Независимо от сказанного, возвращаясь к рассматриваемому эпизоду, установим, точно ли, кроме Жакемэна, других свидетелей не было? Не верьте. Сначала действительно хотели нас убедить в этом, но судебное следствие открыло иное. Аккерман ведь тоже очевидец, и, как он объяснил здесь, «маленькая драма возбудила и его внимание». Очевидно, что в посторонних недостатка не было. Впечатление произведено. Что же оставалось ла Ронсьеру? Требовать объяснения? Но ведь генерал мог бы крикнуть громче прежнего: «Идите вон!» и пришлось бы убираться с еще большим стыдом. Утром на другой день смотр, а непосредственно за ним объяснение было затребовано. Ответ получен через Жакемэна: генерал сочтет себя удовлетворенным, если вы представите данные к своему оправданию, или генерал удовлетворен, – подлинных слов свидетеля не помню, да и не мудрено растеряться в этих бесконечных мелочах. Оставим их.
Но, говорят, кроме жалких, по-вашему, обстоятельств, взятия ла Ронсьером кивера и молчаливого ухода из квартиры генерала, есть нечто гораздо более важное – сознание подсудимого.

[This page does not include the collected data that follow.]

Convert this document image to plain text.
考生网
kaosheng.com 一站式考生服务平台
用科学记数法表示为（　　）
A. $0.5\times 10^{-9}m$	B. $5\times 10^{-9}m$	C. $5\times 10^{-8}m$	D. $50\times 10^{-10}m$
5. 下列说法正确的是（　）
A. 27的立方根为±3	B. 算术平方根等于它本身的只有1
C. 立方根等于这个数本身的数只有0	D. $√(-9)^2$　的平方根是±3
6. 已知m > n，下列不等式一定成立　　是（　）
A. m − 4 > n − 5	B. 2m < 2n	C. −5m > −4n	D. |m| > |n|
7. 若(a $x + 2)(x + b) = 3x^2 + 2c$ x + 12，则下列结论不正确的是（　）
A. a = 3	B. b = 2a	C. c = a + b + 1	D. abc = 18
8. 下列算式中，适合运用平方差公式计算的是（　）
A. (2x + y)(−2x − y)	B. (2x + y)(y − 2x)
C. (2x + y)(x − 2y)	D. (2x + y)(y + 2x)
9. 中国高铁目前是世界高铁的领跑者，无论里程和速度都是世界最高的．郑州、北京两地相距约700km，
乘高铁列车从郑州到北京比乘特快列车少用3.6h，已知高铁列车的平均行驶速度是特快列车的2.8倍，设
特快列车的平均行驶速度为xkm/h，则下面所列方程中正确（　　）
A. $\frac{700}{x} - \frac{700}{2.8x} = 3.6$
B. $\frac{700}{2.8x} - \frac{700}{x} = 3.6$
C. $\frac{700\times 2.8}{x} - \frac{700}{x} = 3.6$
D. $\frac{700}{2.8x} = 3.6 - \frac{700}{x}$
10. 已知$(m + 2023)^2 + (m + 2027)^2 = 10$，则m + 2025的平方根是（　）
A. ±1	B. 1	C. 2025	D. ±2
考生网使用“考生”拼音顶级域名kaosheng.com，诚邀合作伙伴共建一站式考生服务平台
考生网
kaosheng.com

Излишне напоминать, господа, вековую и глубокую истину нашего уголовного права: никто не слушает человека, который сам ищет своей погибели! Не раз случалось мне задумываться над ней в процессах, где имелись полные, половинные, четвертные и еще более мелкие доказательства. Однако, по моему разумению, в уголовном деле, где обращаются исключительно к совести и убеждению присяжных, сознание обвиняемого приобретает огромное, часто решающее значение. Совесть подсказывает, что в деянии бесчестном не сознается напрасно никто и немыслимо позорить себя признанием факта, которого не совершал. Таким образом, я не намерен торговаться с уликой, мне предложенной, и вы увидите, что я не только не пробую смягчить ее, а, наоборот, иду на бой со всем ее могуществом.